Der Verfasser konzentriert sich in seiner Untersuchung auf die Ghettos von Minsk, Krakau und Białystok, die anders als etwa der "jüdische Wohnbezirk" von Warschau oder das Ghetto Łódź vergleichsweise weniger intensiv erforscht sind und die, wie Finkel einleuchtend darlegt, gut vergleichbar sind. In allen drei Städten war die jüdische Vorkriegsbevölkerung mit 50 000 bis 70 000 Personen annähernd gleich groß; ebenso ihr Anteil an der jeweiligen Stadtbevölkerung. Die drei Ghettos waren durch einen Zaun bzw. (im Falle von Krakau) durch eine Mauer von der übrigen Stadt getrennt, und die jüdische Bevölkerung legte, was längst nicht auf alle Ghettos zutraf, die komplette Bandbreite möglichen Verhaltens an den Tag - von der Zusammenarbeit mit den Besatzern bis hin zu offenem Widerstand. Außerdem ist die Quellenlage einigermaßen ergiebig; ein reicher Fundus an Ego-Dokumenten der jüdischen Einwohner sind Finkels wichtigste Quellengattung, er berücksichtigt unter anderem, Interviews, publizierte Memoiren und zeitgenössische Briefe.

Der Verfasser hat sich zudem die Mühe gemacht, mehrere Fachlexika, darunter die Encyclopedia of Camps and Ghettos und die Yad Vashem Encyclopedia of Ghettos during the Holocaust sowie möglichst viele Gedenkbücher jüdischer Gemeinden systematisch und für sämtliche osteuropäische Ghettos auszuwerten. Allerdings nutzt Finkel diese Daten in seiner Studie so gut wie gar nicht - lediglich in einem im Anhang (!) untergebrachten knappen Kapitel, das der Frage nachgeht, welche Faktoren zu Ghettoaufständen führten, greift er darauf zurück. Dass Finkel diese Daten nicht intensiver genutzt hat, ist allein schon aufgrund des Aufwands, den er für deren Erschließung betrieben hat, unverständlich und aus Sicht der Untersuchung höchst bedauerlich. Die drei vom Verfasser untersuchten Ghettos hätten sich so stärker in die "Gesamtlandschaft" jüdischer Ghettos im deutsch besetzten Osteuropa integrieren lassen.

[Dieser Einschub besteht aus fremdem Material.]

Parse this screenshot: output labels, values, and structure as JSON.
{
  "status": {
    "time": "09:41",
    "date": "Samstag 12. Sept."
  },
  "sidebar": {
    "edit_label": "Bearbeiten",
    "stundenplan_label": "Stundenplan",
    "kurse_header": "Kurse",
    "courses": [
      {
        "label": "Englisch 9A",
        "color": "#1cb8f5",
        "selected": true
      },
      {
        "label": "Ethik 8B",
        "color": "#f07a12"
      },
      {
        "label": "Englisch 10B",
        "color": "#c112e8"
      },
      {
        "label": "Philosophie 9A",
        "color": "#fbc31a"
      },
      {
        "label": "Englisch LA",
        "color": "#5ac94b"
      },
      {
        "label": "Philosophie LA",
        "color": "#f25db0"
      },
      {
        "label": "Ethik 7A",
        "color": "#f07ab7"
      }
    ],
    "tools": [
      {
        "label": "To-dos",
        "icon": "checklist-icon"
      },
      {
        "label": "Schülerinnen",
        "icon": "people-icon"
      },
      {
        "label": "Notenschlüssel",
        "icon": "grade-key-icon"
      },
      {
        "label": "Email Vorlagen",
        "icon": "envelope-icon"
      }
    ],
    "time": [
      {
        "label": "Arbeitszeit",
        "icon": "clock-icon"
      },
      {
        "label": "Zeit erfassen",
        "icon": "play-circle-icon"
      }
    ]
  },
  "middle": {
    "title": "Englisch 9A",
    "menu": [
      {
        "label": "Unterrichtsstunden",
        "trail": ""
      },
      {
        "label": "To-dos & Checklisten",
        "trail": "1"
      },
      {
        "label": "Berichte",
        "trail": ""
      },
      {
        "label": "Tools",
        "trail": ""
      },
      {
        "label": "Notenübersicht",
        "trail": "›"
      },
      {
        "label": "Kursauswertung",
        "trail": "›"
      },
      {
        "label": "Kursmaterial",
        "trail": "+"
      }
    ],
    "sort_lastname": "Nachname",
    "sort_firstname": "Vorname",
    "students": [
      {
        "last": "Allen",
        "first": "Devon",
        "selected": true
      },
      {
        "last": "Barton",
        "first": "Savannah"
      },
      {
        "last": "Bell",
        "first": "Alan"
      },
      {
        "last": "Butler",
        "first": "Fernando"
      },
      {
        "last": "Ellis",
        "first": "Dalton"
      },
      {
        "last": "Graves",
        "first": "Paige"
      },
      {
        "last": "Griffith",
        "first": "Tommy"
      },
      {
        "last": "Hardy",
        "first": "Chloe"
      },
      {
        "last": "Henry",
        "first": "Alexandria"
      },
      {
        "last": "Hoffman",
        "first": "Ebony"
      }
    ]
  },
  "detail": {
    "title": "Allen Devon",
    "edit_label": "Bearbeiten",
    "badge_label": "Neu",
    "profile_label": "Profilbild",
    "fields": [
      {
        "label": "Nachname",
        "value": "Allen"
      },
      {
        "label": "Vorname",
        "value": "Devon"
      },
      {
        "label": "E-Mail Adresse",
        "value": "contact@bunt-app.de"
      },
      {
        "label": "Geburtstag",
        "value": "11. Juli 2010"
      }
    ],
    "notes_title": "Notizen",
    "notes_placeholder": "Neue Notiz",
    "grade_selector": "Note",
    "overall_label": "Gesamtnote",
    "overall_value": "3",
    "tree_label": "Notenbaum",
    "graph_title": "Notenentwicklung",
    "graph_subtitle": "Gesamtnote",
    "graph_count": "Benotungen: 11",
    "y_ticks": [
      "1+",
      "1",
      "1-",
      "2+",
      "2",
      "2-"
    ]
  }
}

Ausgehend von der Geschichte des Konzepts "Ghetto" rekapituliert Finkel die Geschichte der drei jüdischen Gemeinden vor und während der Shoah, denn Erfahrung spielt für ihn zu Recht eine entscheidende Rolle: Jüdische Gemeinden, die schon in der Zwischenkriegszeit einer diskriminierenden Gesetzgebung oder Verfolgung ausgesetzt waren, hatten bereits Erfahrung in der Untergrundarbeit und tendierten eher dazu, Widerstand zu leisten. Anschließend geht Finkel der Frage nach, was die jüdische Bevölkerung wann von den deutschen Plänen wusste und inwieweit dieses Wissen ihr Verhalten beeinflusste.

Der größte Teil der Arbeit ist der Untersuchung der Reaktionen der Ghettobewohner auf die Maßnahmen der Besatzer gewidmet. Dazu entwickelt der Verfasser eine Typologie, die traditionelle und in jüngster Zeit zu Recht kritisierte Begriffe - wie die Dichotomie von "Widerstand" und "Kollaboration" - weiterentwickelt, allerdings ohne die dazugehörige Diskussion zu rezipieren. Dementsprechend tendiert auch Finkel dazu, seine Begriffe absolut zu setzen - sie bilden seine Kapitelüberschriften: "Cooperation and Collaboration", "Coping and Compliance", "Evasion", "Resistance". Er versteht sie als Verhaltensstrategien, und gewiss sind solche Begriffe notwendig, um die Reaktionen der jüdischen Bevölkerung auf die Verfolgung zu beschreiben. Doch überdecken sie gleichzeitig die Bandbreite möglichen Verhaltens, indem sie es kategorisieren. Dieses Dilemma ist kaum zu lösen, wird vom Verfasser aber auch nicht reflektiert.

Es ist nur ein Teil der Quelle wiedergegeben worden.